Devin, the world’s first AI software engineer, is democratising coding like never before, bringing ease and efficiency to developers, similar to how Canva simplified design for non-designers.
“Devin feels UI/UX first, not GenAI first,” said Andrew Kean Gao, an avid developer who got early access to play around with the world’s first AI software engineer. He said that AI is a core component, but the surrounding infra they built is the star of the show.
Within just a couple of days of its release, Devin AI has captured developers’ minds and social media feeds worldwide, thanks to an impressive demo released by founder and CEO Scott Wu.
Built on advanced reasoning and planning capabilities, Devin aims to handle entire projects independently, offering greater value to users by streamlining the development process from start to finish. The tool can successfully plan and execute complex projects that require ‘thousands of decisions.’ “Devin can recall relevant context at every step, learn over time, and fix mistakes.”
Devin gets the job done.
The progression from GitHub Copilot to AutoGPT and now Devin shows developers are keen to replace the tedious parts of their jobs with AI.
What sets the AI software engineer apart is that it doesn’t derail like the autonomous systems so far. Silas Alberti, a computer scientist and co-founder of another stealth AI startup who tried out Devin, confirmed this and said, “Using a tool like Devin effectively seems like a skill of its own, and it might be a very valuable skill to practise.”
Devin vs GitHub Copilot
This software assistant is a huge leap from AutoGPT and other AI agents and is largely different from the code completion tools of GitHub Copilot. AutoGPT was an experimental open-source project that creates AI agents that break down high-level tasks like Devin. However, its performance was inconsistent, especially with complex tasks.
After the hype of AutoGPT and similar autonomous agents, Devin’s performance elicited excitement and scepticism from developers. The current SWE-bench benchmark correctly resolves 13.86% of issues unassisted, far exceeding the previous state-of-the-art of 1.96%.
Brian Atwood, CEO of Sindarin, a conversational speech AI, noted that Devin’s performance is being compared to LLMs. He explained that the agentic assistant with access to a command-line interface and internet browsing will outperform one-shot GPT-4 inference. This assumption of Devin using GPTs is not confirmed by the team, but to get a proper baseline, Atwood then asked, “Someone hack together a gpt-4 dev loop agent.”
GitHub Copilot, on the other hand, is a popular AI-powered code completion tool that provides suggestions and code snippets based on the context of the user’s code. It assists developers in writing code faster and more efficiently but does not autonomously complete entire projects.
However, the question remains: will Devin live up to its claims and deliver a truly autonomous software development experience? If it does, it could significantly impact the user base of tools like GitHub Copilot. A user on HackerNews who goes by the name observationist said, “AI should be able to make a good employee able to do 100x the output at the same level of quality, and AI only gets more efficient and capable from here on out.” Developers who currently rely on Copilot for code completion and suggestions may find themselves turning to Devin AI for end-to-end project management and execution.
But the transition may not be straightforward. Copilot’s seamless integration with popular IDEs and ability to learn from a developer’s coding style has made it a favourite among many. “You will need human intervention at some point and at that point you’re building a full-fledged web IDE,” commented breadsniffer, a user on HackerNews. Devin will need to offer a similarly smooth user experience and prove its reliability in real-world scenarios to win over developers.
Moreover, the cost of using Devin could be a determining factor in its adoption. If the pricing model is not competitive with existing tools like Copilot, developers may hesitate to make the switch. “Devin uses GPT-4, which can get expensive very quickly. Yes, it can get even more expensive than a human,” Bindu Reddy, CEO of Abacus.AI, speculated on X.

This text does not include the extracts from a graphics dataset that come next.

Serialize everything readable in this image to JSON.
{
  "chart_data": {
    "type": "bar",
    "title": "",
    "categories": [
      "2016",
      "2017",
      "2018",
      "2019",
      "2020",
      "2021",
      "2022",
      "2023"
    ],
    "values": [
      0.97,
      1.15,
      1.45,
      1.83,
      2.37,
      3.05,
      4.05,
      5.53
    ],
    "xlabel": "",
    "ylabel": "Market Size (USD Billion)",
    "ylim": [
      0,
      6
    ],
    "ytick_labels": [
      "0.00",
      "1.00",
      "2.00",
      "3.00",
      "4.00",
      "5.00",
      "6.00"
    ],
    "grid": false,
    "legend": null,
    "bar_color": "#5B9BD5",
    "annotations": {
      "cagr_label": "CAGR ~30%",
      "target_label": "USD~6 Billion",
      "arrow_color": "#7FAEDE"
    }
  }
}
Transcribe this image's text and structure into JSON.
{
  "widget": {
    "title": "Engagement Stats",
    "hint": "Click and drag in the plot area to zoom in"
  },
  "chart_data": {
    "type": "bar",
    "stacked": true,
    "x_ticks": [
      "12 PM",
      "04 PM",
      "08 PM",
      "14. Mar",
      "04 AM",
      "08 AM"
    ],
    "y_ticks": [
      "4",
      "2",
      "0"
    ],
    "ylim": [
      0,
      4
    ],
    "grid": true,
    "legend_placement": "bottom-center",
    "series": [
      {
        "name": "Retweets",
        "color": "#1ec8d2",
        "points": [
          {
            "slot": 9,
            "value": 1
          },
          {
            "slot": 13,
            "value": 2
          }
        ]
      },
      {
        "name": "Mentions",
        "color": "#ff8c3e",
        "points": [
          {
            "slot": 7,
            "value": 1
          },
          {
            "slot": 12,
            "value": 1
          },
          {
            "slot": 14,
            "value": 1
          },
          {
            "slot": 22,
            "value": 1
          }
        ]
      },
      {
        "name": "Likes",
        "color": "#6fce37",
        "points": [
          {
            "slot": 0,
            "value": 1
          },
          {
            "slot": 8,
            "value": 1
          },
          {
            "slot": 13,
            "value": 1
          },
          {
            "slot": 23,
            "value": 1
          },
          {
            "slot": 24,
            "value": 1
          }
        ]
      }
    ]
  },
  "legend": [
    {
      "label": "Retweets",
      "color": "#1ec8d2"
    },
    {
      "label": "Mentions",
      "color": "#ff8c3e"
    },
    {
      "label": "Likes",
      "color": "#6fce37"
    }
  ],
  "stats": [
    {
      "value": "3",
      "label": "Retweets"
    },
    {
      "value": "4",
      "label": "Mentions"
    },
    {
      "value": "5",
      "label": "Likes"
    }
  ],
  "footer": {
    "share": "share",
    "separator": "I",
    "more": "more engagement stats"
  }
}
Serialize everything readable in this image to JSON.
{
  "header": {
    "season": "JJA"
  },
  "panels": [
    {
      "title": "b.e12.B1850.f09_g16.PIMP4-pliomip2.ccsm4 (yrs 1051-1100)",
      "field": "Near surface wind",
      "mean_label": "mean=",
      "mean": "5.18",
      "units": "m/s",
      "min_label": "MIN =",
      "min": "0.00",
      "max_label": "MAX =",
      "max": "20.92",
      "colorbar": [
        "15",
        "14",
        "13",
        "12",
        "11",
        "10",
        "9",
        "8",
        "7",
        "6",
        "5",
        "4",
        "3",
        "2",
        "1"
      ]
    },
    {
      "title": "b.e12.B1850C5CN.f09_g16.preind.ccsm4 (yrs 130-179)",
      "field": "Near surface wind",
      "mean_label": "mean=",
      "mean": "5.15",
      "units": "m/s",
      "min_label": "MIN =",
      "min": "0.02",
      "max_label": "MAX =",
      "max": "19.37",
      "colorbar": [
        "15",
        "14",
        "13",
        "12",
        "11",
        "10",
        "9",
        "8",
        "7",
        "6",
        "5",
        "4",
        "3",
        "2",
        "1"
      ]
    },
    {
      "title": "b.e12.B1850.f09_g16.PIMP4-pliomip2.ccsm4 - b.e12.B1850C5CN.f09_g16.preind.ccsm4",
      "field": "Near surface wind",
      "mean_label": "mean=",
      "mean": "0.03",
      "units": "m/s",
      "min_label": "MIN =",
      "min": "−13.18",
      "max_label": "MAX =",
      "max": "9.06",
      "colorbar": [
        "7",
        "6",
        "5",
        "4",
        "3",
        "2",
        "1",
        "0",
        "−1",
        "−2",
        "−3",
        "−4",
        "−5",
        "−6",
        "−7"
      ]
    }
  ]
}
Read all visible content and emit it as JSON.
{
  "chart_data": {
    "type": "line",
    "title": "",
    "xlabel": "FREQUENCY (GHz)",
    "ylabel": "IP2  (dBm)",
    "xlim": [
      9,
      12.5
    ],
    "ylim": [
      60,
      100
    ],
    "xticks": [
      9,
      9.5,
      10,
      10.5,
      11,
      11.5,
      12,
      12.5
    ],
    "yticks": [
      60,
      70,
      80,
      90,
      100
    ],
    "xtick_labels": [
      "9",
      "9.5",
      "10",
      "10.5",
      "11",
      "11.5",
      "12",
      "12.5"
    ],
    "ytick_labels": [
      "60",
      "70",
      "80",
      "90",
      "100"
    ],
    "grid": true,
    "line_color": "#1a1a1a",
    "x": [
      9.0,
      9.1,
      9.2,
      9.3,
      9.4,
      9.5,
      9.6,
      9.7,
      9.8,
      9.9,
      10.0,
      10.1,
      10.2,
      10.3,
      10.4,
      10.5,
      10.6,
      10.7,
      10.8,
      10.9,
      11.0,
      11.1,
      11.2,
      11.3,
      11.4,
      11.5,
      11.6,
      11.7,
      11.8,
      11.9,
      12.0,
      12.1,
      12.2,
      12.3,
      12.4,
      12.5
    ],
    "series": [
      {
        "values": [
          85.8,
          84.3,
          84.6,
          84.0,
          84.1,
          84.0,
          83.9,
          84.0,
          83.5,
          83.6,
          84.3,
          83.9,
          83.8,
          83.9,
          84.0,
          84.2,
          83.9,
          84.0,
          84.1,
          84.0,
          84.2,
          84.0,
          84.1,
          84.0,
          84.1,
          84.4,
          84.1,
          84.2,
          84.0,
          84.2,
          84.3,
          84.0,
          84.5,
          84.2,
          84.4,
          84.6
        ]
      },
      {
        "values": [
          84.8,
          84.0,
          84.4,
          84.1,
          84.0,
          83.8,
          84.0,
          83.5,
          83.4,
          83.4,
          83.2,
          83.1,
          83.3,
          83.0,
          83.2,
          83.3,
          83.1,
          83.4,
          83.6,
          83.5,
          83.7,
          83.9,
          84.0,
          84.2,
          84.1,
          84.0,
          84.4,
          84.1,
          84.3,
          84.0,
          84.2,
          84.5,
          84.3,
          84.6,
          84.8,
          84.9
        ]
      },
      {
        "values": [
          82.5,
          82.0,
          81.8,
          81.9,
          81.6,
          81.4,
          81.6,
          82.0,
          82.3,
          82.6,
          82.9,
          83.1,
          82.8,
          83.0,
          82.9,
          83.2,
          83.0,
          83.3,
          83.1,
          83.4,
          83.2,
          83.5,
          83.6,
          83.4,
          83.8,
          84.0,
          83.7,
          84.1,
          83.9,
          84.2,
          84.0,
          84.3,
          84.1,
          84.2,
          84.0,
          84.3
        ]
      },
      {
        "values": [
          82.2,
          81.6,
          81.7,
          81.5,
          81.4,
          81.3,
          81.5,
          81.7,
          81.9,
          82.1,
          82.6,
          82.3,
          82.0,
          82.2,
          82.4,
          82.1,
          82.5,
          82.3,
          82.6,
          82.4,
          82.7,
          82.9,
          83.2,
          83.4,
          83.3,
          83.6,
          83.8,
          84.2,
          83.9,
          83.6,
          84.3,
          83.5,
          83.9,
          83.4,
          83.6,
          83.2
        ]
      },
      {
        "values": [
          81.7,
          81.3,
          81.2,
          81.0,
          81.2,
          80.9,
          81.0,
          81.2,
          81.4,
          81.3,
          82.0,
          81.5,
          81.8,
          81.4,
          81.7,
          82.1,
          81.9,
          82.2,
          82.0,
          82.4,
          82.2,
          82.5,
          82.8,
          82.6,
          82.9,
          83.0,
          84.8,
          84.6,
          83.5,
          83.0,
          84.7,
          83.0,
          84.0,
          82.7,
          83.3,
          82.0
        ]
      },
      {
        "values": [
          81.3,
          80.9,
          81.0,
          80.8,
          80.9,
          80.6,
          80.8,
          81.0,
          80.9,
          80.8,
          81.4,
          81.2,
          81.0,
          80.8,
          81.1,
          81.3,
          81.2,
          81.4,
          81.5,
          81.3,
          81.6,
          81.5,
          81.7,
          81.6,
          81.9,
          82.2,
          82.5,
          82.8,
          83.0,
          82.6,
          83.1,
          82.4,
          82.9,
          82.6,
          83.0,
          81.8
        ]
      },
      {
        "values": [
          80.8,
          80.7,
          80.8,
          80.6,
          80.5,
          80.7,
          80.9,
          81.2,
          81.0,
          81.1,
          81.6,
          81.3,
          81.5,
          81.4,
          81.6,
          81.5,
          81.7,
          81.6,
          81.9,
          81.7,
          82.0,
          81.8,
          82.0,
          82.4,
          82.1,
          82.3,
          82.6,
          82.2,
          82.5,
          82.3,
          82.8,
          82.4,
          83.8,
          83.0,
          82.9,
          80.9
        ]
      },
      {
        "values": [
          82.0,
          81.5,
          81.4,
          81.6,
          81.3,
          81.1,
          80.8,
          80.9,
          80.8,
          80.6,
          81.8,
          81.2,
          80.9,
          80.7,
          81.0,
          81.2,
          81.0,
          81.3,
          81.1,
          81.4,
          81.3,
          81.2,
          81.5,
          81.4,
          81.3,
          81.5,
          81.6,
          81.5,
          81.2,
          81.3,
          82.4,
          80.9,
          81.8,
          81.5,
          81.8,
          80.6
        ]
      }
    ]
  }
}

As the AI-assisted software development landscape continues to evolve, it will be interesting to see how tools like GitHub Copilot and Devin AI coexist and complement each other. Dawid van Straaten, the technical director at ConfigureTerminal said, “GitHub Copilot would still be my preferred way to generate small boilerplate pieces of code,” While Devin may take on the heavy lifting of project management and execution, Copilot could still play a crucial role in helping developers write cleaner, more efficient code.
Andrej Karpathy, the former senior director at Tesla who is bullish on software engineering automation, responded to Devin’s release and said, “Software engineering is on track to change substantially. And it will look a lot more like supervising the automation while pitching in high-level commands, ideas, or progression strategies in English.”
Ultimately, Devin’s success will depend on its ability to deliver on its promises and provide tangible benefits to developers. Karpathy stressed that it could become a game-changer in the industry if it can significantly reduce the time and effort required to complete complex software projects while maintaining code quality and performance.